2. There are careless mistakes (Line 125 and Line 126). The authors should revise them.
Author Response
This manuscript investigated whether NOX2 activity influences cardiac energetics and/or the progression of ventricular dysfunction following obesity in mice model. The present study showed that inhibition of NOX2 by NOX2-knockout or NOX2 inhibitor apocynin improved mechanical efficiency and reduced myocardial oxygen consumption for non-mechanical cardiac work. In addition, the authors showed that mitochondrial ROS production was reduced following NOX2 inhibition. These results highlight a link between obesity-induced myocardial oxygen wasting, NOX2 activation and mitochondrial ROS. I think that the topic of this study and the obtained results are interesting. On the whole, in my opinion, this manuscript is suitable for the publication in Antioxidants.
Minor comments:
Why did not the authors examine the glucose tolerance test of NOX2 knockout mice? There are careless mistakes (Line 125 and Line 126). The authors should revise them.
Answer: We thank the reviewer for the very nice feedback and constructive criticism.
Reviewer 3 Report
Provide experiments to show mitochondrial ultrastructure. Measure Oxygen Consumption rate (Seahorse). A dynamic measurement of mitochondrial ROS (mitoSOX) should be shown. Provide cardiac histology. "LV developed pressure end-diastolic pressure"?
Author Response
Comments and Suggestions for Authors
Provide experiments to show mitochondrial ultrastructure. Measure Oxygen Consumption rate (Seahorse). A dynamic measurement of mitochondrial ROS (mitoSOX) should be shown. Provide cardiac histology. "LV developed pressure end-diastolic pressure"?

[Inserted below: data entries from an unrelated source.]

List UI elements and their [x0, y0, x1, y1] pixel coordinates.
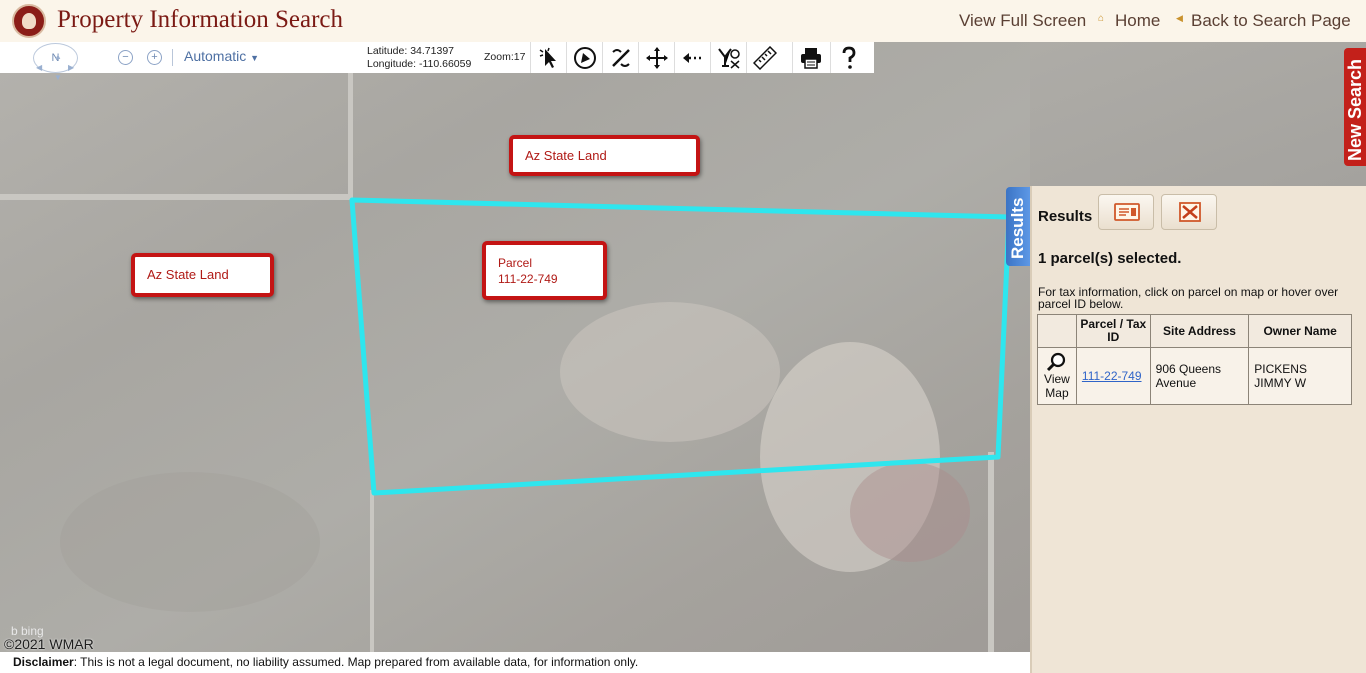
new-search-tab[interactable]: New Search — [1344, 48, 1366, 166]
tax-info-instructions: For tax information, click on parcel on … — [1038, 285, 1339, 311]
parcel-id-link[interactable]: 111-22-749 — [1082, 369, 1142, 383]
view-full-screen-link[interactable]: View Full Screen — [959, 11, 1086, 31]
pan-down-icon[interactable]: ▼ — [54, 64, 62, 92]
results-table: Parcel / Tax ID Site Address Owner Name … — [1037, 314, 1352, 405]
county-seal-logo — [12, 4, 46, 38]
pan-right-icon[interactable]: ▶ — [68, 54, 74, 82]
zoom-out-icon[interactable]: − — [118, 50, 133, 65]
disclaimer-text: : This is not a legal document, no liabi… — [73, 655, 639, 669]
zoom-level-readout: Zoom:17 — [484, 51, 526, 63]
print-icon[interactable] — [792, 42, 828, 73]
pan-tool-icon[interactable] — [638, 42, 674, 73]
back-to-search-link[interactable]: Back to Search Page — [1191, 11, 1351, 31]
results-tab[interactable]: Results — [1006, 187, 1030, 266]
parcel-label-title: Parcel — [498, 256, 533, 270]
page-title: Property Information Search — [57, 6, 344, 33]
magnifier-icon — [1046, 352, 1066, 372]
aerial-map-east[interactable] — [1030, 42, 1366, 186]
parcel-label-id: 111-22-749 — [498, 272, 558, 286]
column-header-site-address: Site Address — [1149, 314, 1250, 348]
new-search-tab-label: New Search — [1345, 58, 1365, 161]
column-header-view — [1037, 314, 1077, 348]
view-map-label: View Map — [1044, 372, 1070, 400]
clear-results-button[interactable] — [1161, 194, 1217, 230]
disclaimer-bar: Disclaimer: This is not a legal document… — [0, 652, 1030, 673]
results-table-header: Parcel / Tax ID Site Address Owner Name — [1037, 314, 1352, 348]
aerial-map[interactable] — [0, 42, 1030, 652]
app-header: Property Information Search View Full Sc… — [0, 0, 1366, 42]
state-land-label-west[interactable]: Az State Land — [131, 253, 274, 297]
results-panel-title: Results — [1038, 208, 1093, 225]
pan-left-icon[interactable]: ◀ — [36, 54, 42, 82]
compass-pan-control[interactable]: ▲ ◀ N ▶ ▼ — [33, 43, 78, 82]
percent-tool-icon[interactable] — [602, 42, 638, 73]
column-header-parcel-id: Parcel / Tax ID — [1075, 314, 1151, 348]
latitude-readout: Latitude: 34.71397 — [367, 45, 454, 57]
state-land-label-north[interactable]: Az State Land — [509, 135, 700, 176]
map-toolbar: ▲ ◀ N ▶ ▼ − + Automatic ▼ Latitude: 34.7… — [0, 42, 874, 82]
export-results-button[interactable] — [1098, 194, 1154, 230]
copyright-watermark: ©2021 WMAR — [4, 636, 94, 652]
back-arrow-icon: ◀ — [1176, 13, 1183, 23]
disclaimer-label: Disclaimer — [13, 655, 74, 669]
selected-count: 1 parcel(s) selected. — [1038, 250, 1182, 267]
toolbar-divider — [172, 49, 173, 66]
parcel-boundary[interactable] — [0, 42, 1030, 652]
home-icon: ⌂ — [1098, 13, 1105, 24]
chevron-down-icon: ▼ — [250, 53, 260, 63]
polygon-select-icon[interactable] — [566, 42, 602, 73]
owner-name-cell: PICKENS JIMMY W — [1248, 347, 1352, 405]
column-header-owner-name: Owner Name — [1248, 314, 1352, 348]
home-link[interactable]: Home — [1115, 11, 1160, 31]
parcel-label[interactable]: Parcel 111-22-749 — [482, 241, 607, 300]
help-icon[interactable] — [830, 42, 866, 73]
basemap-mode-select[interactable]: Automatic ▼ — [184, 48, 259, 64]
select-tool-icon[interactable] — [530, 42, 566, 73]
basemap-mode-value: Automatic — [184, 48, 247, 64]
zoom-in-icon[interactable]: + — [147, 50, 162, 65]
table-row: View Map 111-22-749 906 Queens Avenue PI… — [1037, 347, 1352, 405]
site-address-cell: 906 Queens Avenue — [1149, 347, 1250, 405]
results-tab-label: Results — [1008, 197, 1027, 259]
identify-tool-icon[interactable] — [710, 42, 746, 73]
measure-tool-icon[interactable] — [746, 42, 782, 73]
view-map-button[interactable]: View Map — [1037, 347, 1077, 405]
longitude-readout: Longitude: -110.66059 — [367, 58, 472, 70]
back-extent-icon[interactable] — [674, 42, 710, 73]
export-card-icon — [1114, 203, 1140, 221]
clear-selection-icon — [1179, 202, 1201, 222]
parcel-id-cell: 111-22-749 — [1075, 347, 1151, 405]
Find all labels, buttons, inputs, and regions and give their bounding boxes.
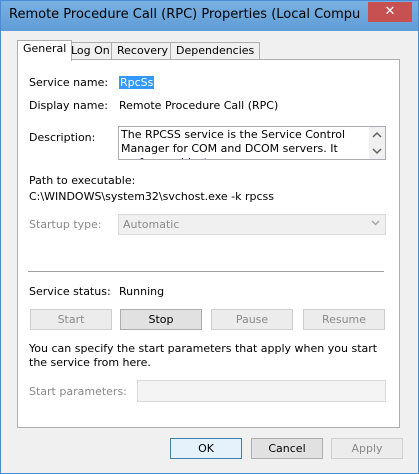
description-text: The RPCSS service is the Service Control…: [121, 128, 346, 159]
tab-dependencies[interactable]: Dependencies: [170, 42, 261, 60]
start-params-note: You can specify the start parameters tha…: [29, 342, 378, 369]
description-field[interactable]: The RPCSS service is the Service Control…: [118, 126, 386, 160]
service-status-value: Running: [119, 285, 165, 298]
title-bar[interactable]: Remote Procedure Call (RPC) Properties (…: [1, 1, 418, 31]
start-params-input[interactable]: [137, 380, 386, 402]
display-name-value: Remote Procedure Call (RPC): [119, 99, 279, 112]
path-value: C:\WINDOWS\system32\svchost.exe -k rpcss: [29, 190, 274, 203]
start-params-label: Start parameters:: [29, 385, 127, 398]
cancel-button[interactable]: Cancel: [251, 438, 323, 459]
startup-type-label: Startup type:: [29, 218, 102, 231]
path-label: Path to executable:: [29, 174, 136, 187]
apply-button[interactable]: Apply: [331, 438, 403, 459]
tab-general[interactable]: General: [17, 40, 73, 61]
description-scrollbar[interactable]: [369, 127, 385, 159]
resume-button[interactable]: Resume: [303, 309, 385, 330]
service-status-label: Service status:: [29, 285, 111, 298]
general-panel: Service name: RpcSs Display name: Remote…: [17, 59, 400, 428]
service-name-value[interactable]: RpcSs: [119, 76, 155, 89]
properties-dialog: Remote Procedure Call (RPC) Properties (…: [0, 0, 419, 474]
service-name-label: Service name:: [29, 76, 109, 89]
startup-type-select[interactable]: Automatic: [118, 214, 386, 235]
start-button[interactable]: Start: [30, 309, 112, 330]
display-name-label: Display name:: [29, 99, 108, 112]
description-label: Description:: [29, 131, 96, 144]
divider: [28, 271, 384, 272]
ok-button[interactable]: OK: [170, 438, 242, 459]
tab-log-on[interactable]: Log On: [65, 42, 116, 60]
pause-button[interactable]: Pause: [211, 309, 293, 330]
close-button[interactable]: ✕: [368, 2, 412, 22]
startup-type-value: Automatic: [123, 218, 180, 231]
window-title: Remote Procedure Call (RPC) Properties (…: [9, 7, 361, 22]
scroll-arrows-icon: [372, 131, 382, 155]
tab-recovery[interactable]: Recovery: [111, 42, 175, 60]
close-icon: ✕: [384, 4, 396, 19]
service-name-text: RpcSs: [119, 76, 155, 89]
chevron-down-icon: [371, 218, 380, 230]
stop-button[interactable]: Stop: [120, 309, 202, 330]
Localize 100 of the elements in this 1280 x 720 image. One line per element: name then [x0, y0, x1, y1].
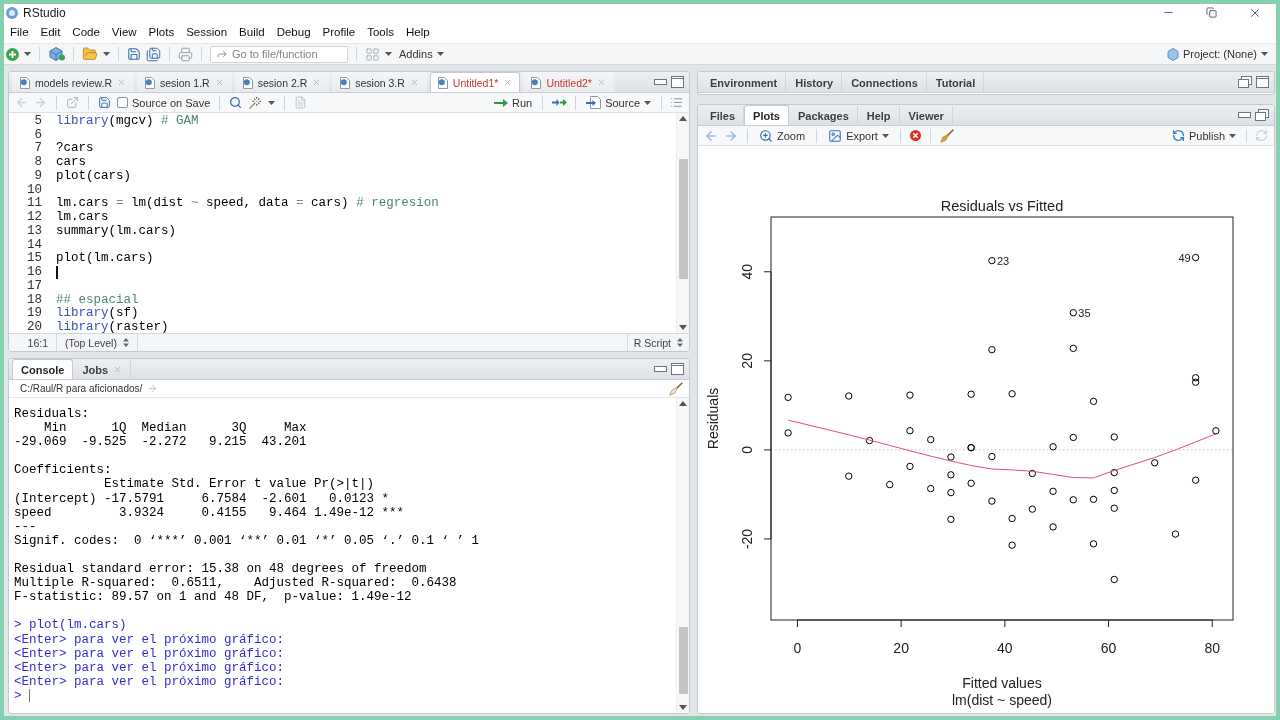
scrollbar[interactable]	[676, 113, 689, 333]
scroll-down-icon[interactable]	[679, 705, 687, 710]
caret-icon[interactable]	[268, 100, 276, 105]
console-prompt: >	[14, 688, 22, 703]
scrollbar[interactable]	[676, 398, 689, 713]
minimize-pane-icon[interactable]	[654, 366, 667, 372]
pane-tab[interactable]: Help	[857, 105, 900, 125]
data-point	[906, 427, 914, 435]
caret-icon[interactable]	[24, 52, 31, 56]
scrollbar-thumb[interactable]	[678, 159, 688, 279]
pane-tab[interactable]: Connections	[842, 72, 927, 92]
restore-icon[interactable]	[1206, 7, 1217, 18]
x-tick-label: 80	[1204, 640, 1221, 656]
export-button[interactable]: Export	[826, 128, 891, 143]
pane-tab[interactable]: Viewer	[899, 105, 953, 125]
data-point	[1049, 487, 1057, 495]
data-point	[1028, 469, 1037, 478]
addins-button[interactable]: Addins	[397, 48, 446, 60]
pane-tab[interactable]: Environment	[701, 72, 787, 92]
caret-icon	[644, 100, 651, 105]
menu-item[interactable]: Code	[66, 24, 106, 40]
restore-pane-icon[interactable]	[1255, 109, 1269, 121]
menu-item[interactable]: Profile	[316, 24, 362, 40]
updown-arrows-icon[interactable]	[677, 338, 683, 347]
folder-icon[interactable]	[82, 46, 98, 62]
save-icon[interactable]	[127, 47, 141, 61]
checkbox[interactable]	[117, 97, 128, 108]
save-all-icon[interactable]	[146, 46, 161, 62]
menu-item[interactable]: Tools	[361, 24, 400, 40]
menu-item[interactable]: Debug	[270, 24, 317, 40]
menu-item[interactable]: Help	[400, 24, 436, 40]
updown-arrows-icon[interactable]	[122, 338, 129, 347]
restore-pane-icon[interactable]	[1238, 76, 1252, 88]
publish-button[interactable]: Publish	[1169, 129, 1238, 142]
file-tab[interactable]: sesion 1.R	[137, 72, 232, 92]
data-point	[967, 479, 975, 487]
data-point	[886, 480, 894, 489]
zoom-button[interactable]: Zoom	[757, 128, 808, 143]
menu-item[interactable]: Build	[233, 24, 271, 40]
minimize-pane-icon[interactable]	[654, 79, 667, 85]
maximize-pane-icon[interactable]	[671, 76, 684, 88]
data-point	[927, 484, 935, 493]
pane-tab[interactable]: Packages	[789, 105, 858, 125]
caret-icon[interactable]	[103, 52, 110, 56]
broom-icon[interactable]	[669, 381, 683, 396]
maximize-pane-icon[interactable]	[1256, 76, 1269, 88]
data-point	[1110, 504, 1118, 512]
menu-item[interactable]: Plots	[142, 24, 181, 40]
line-number: 18	[26, 292, 42, 307]
scope-selector[interactable]: (Top Level)	[65, 336, 117, 349]
data-point	[988, 452, 996, 461]
file-tab[interactable]: sesion 3.R	[332, 72, 427, 92]
scroll-down-icon[interactable]	[679, 325, 687, 330]
broom-icon[interactable]	[939, 128, 954, 143]
pane-tab[interactable]: History	[786, 72, 843, 92]
zoom-icon	[759, 128, 773, 143]
document-icon	[241, 76, 253, 89]
data-point	[845, 472, 853, 480]
scrollbar-thumb[interactable]	[678, 627, 688, 694]
file-tab[interactable]: models review.R	[12, 72, 135, 92]
file-tab[interactable]: Untitled2*	[523, 72, 614, 92]
search-icon[interactable]	[229, 96, 243, 109]
minimize-pane-icon[interactable]	[1238, 112, 1251, 118]
rerun-arrows-icon[interactable]	[551, 98, 568, 107]
caret-icon[interactable]	[385, 52, 392, 56]
file-tab[interactable]: sesion 2.R	[234, 72, 330, 92]
console-output-line: ---	[14, 519, 38, 534]
wand-icon[interactable]	[248, 95, 263, 110]
go-to-file-field[interactable]: Go to file/function	[210, 45, 348, 63]
scroll-up-icon[interactable]	[679, 116, 687, 121]
menu-item[interactable]: File	[4, 24, 35, 40]
lines-icon[interactable]	[670, 96, 683, 109]
code-line: library(mgcv) # GAM	[56, 113, 199, 128]
cube-icon[interactable]	[48, 47, 65, 61]
data-point	[784, 393, 792, 402]
pane-tab[interactable]: Jobs	[73, 359, 132, 379]
menu-item[interactable]: Edit	[34, 24, 67, 40]
data-point	[947, 515, 955, 524]
maximize-pane-icon[interactable]	[671, 363, 684, 375]
file-type-selector[interactable]: R Script	[633, 336, 671, 349]
line-number: 9	[33, 168, 42, 183]
plus-icon[interactable]	[6, 47, 19, 61]
run-button[interactable]: Run	[491, 96, 535, 109]
line-number: 6	[33, 127, 42, 142]
x-tick-label: 20	[893, 640, 909, 656]
x-tick-label: 60	[1100, 640, 1117, 656]
pane-tab[interactable]: Console	[12, 359, 74, 379]
delete-icon[interactable]	[909, 130, 921, 141]
scroll-up-icon[interactable]	[679, 401, 687, 406]
menu-item[interactable]: Session	[180, 24, 234, 40]
file-tab[interactable]: Untitled1*	[429, 72, 521, 92]
source-button[interactable]: Source	[584, 96, 653, 109]
pane-tab[interactable]: Tutorial	[926, 72, 985, 92]
data-point	[1069, 309, 1077, 317]
save-icon[interactable]	[98, 96, 111, 109]
data-point	[1151, 459, 1159, 467]
project-button[interactable]: Project: (None)	[1165, 47, 1270, 61]
menu-item[interactable]: View	[105, 24, 143, 40]
pane-tab[interactable]: Plots	[744, 105, 789, 125]
printer-icon[interactable]	[178, 46, 193, 62]
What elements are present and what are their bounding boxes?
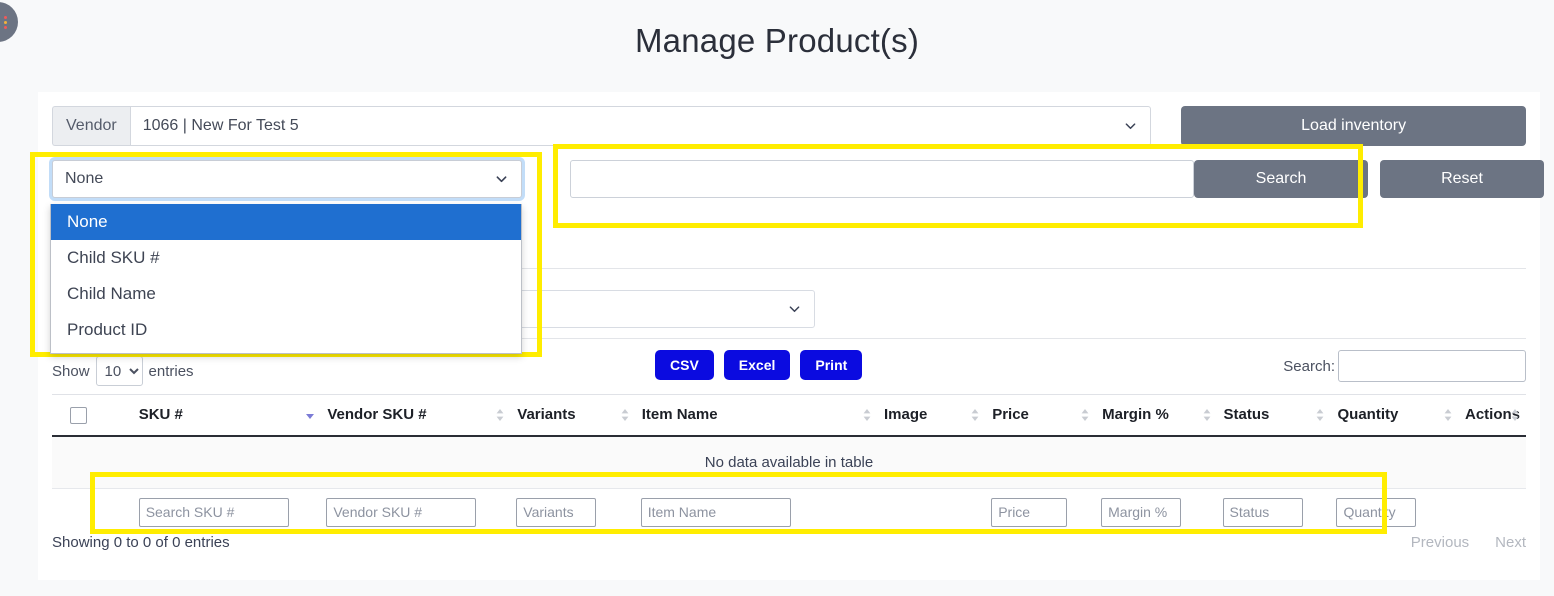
filter-variants-input[interactable]: [516, 498, 596, 527]
table-foot-filters: [52, 488, 1526, 536]
vendor-label: Vendor: [52, 106, 130, 146]
pagination: Previous Next: [1411, 534, 1526, 551]
export-buttons: CSV Excel Print: [655, 350, 862, 380]
attribute-select-value: None: [65, 170, 103, 188]
print-button[interactable]: Print: [800, 350, 862, 380]
table-search-input[interactable]: [1338, 350, 1526, 382]
column-label-image: Image: [884, 406, 927, 423]
filter-margin-input[interactable]: [1101, 498, 1181, 527]
filter-status-input[interactable]: [1223, 498, 1303, 527]
column-price[interactable]: Price: [986, 395, 1096, 436]
empty-message: No data available in table: [52, 436, 1526, 489]
column-label-sku: SKU #: [139, 406, 183, 423]
footer-cell-sku: [115, 488, 322, 536]
filter-item-name-input[interactable]: [641, 498, 791, 527]
sort-both-icon: [620, 408, 630, 422]
table-header-row: SKU # Vendor SKU # Variants: [52, 395, 1526, 436]
column-label-status: Status: [1224, 406, 1270, 423]
table-info: Showing 0 to 0 of 0 entries: [52, 534, 230, 551]
column-label-margin: Margin %: [1102, 406, 1169, 423]
footer-cell-vendor-sku: [321, 488, 511, 536]
search-row: None Search Reset: [52, 160, 1526, 200]
column-margin[interactable]: Margin %: [1096, 395, 1217, 436]
attribute-select-options[interactable]: None Child SKU # Child Name Product ID: [50, 204, 522, 354]
sort-both-icon: [970, 408, 980, 422]
column-sku[interactable]: SKU #: [115, 395, 322, 436]
vendor-row: Vendor 1066 | New For Test 5 Load invent…: [52, 106, 1526, 148]
page-length-control: Show 10 entries: [52, 356, 194, 386]
page-length-select[interactable]: 10: [96, 356, 143, 386]
column-status[interactable]: Status: [1218, 395, 1332, 436]
page-title: Manage Product(s): [0, 22, 1554, 60]
footer-cell-variants: [511, 488, 635, 536]
secondary-select[interactable]: [510, 290, 815, 328]
column-label-quantity: Quantity: [1337, 406, 1398, 423]
chevron-down-icon: [789, 304, 800, 315]
column-item-name[interactable]: Item Name: [636, 395, 878, 436]
table-search-control: Search:: [1283, 350, 1526, 382]
column-vendor-sku[interactable]: Vendor SKU #: [321, 395, 511, 436]
chevron-down-icon: [1125, 121, 1136, 132]
datatable-controls: Show 10 entries CSV Excel Print Search:: [52, 348, 1526, 394]
filter-vendor-sku-input[interactable]: [326, 498, 476, 527]
products-table: SKU # Vendor SKU # Variants: [52, 394, 1526, 536]
column-actions[interactable]: Actions: [1459, 395, 1526, 436]
load-inventory-button[interactable]: Load inventory: [1181, 106, 1526, 146]
select-all-checkbox[interactable]: [70, 407, 87, 424]
datatable-footer: Showing 0 to 0 of 0 entries Previous Nex…: [52, 534, 1526, 568]
attribute-option-none[interactable]: None: [51, 204, 521, 240]
column-label-item-name: Item Name: [642, 406, 718, 423]
sort-both-icon: [862, 408, 872, 422]
reset-button[interactable]: Reset: [1380, 160, 1544, 198]
vendor-select[interactable]: 1066 | New For Test 5: [130, 106, 1152, 146]
sort-both-icon: [1315, 408, 1325, 422]
footer-cell-quantity: [1331, 488, 1459, 536]
page-length-suffix: entries: [149, 363, 194, 380]
sort-both-icon: [1080, 408, 1090, 422]
table-search-label: Search:: [1283, 358, 1335, 375]
sort-desc-icon: [305, 408, 315, 422]
footer-cell-actions: [1459, 488, 1526, 536]
attribute-option-child-name[interactable]: Child Name: [51, 276, 521, 312]
filter-price-input[interactable]: [991, 498, 1067, 527]
sort-both-icon: [1202, 408, 1212, 422]
footer-cell-select: [52, 488, 115, 536]
chevron-down-icon: [496, 174, 507, 185]
search-input[interactable]: [570, 160, 1194, 198]
sort-both-icon: [495, 408, 505, 422]
vendor-input-group: Vendor 1066 | New For Test 5: [52, 106, 1151, 146]
filter-sku-input[interactable]: [139, 498, 289, 527]
pagination-previous[interactable]: Previous: [1411, 534, 1469, 551]
column-image[interactable]: Image: [878, 395, 986, 436]
sort-both-icon: [1443, 408, 1453, 422]
filter-quantity-input[interactable]: [1336, 498, 1416, 527]
footer-filter-row: [52, 488, 1526, 536]
export-csv-button[interactable]: CSV: [655, 350, 714, 380]
column-label-price: Price: [992, 406, 1029, 423]
footer-cell-item-name: [636, 488, 878, 536]
search-button[interactable]: Search: [1194, 160, 1368, 198]
column-label-variants: Variants: [517, 406, 575, 423]
footer-cell-price: [986, 488, 1096, 536]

Answer: We thank the reviewer for the feedback and constructive criticism. We have done a final spell check and made amendments in manuscript.
1 and 4.
We agree that pictures of mitochondrial ultrastructure and cardiac histology would have added additional information related to the role of NOX. Unfortunately, we have used the tissue for other purposes. We hope to include cardiac histology in future studies aimed to elucidate structural remodeling following obesity and diabetes.
2.We agree that seahorse experiments could to some extent increase the understanding of mitochondrial glycolysis (acidification rates), but we feel that the high resolution oxygraph (Oroboros O2k) experiments performed have provided solid data regarding the mitochondrial function in this study. It also allowed us to do simultaneous ROS measurements.
3. The amplex red experiments from the Oroboros data are dynamic measurements of mitochondrial ROS production and continuously measured in parallel with mitochondrial respiration. We do not see the use of mitoSOX would gain considerable new information regarding dynamic mitochondrial ROS producttion.
5.“LV developed pressure end-diastolic pressure" in the table-texts (table 3 and 4) has been amended to LV end-diastolic pressure.
Round 2
Reviewer 3 Report
The Authors did not adequately address the Reviewers'concerns.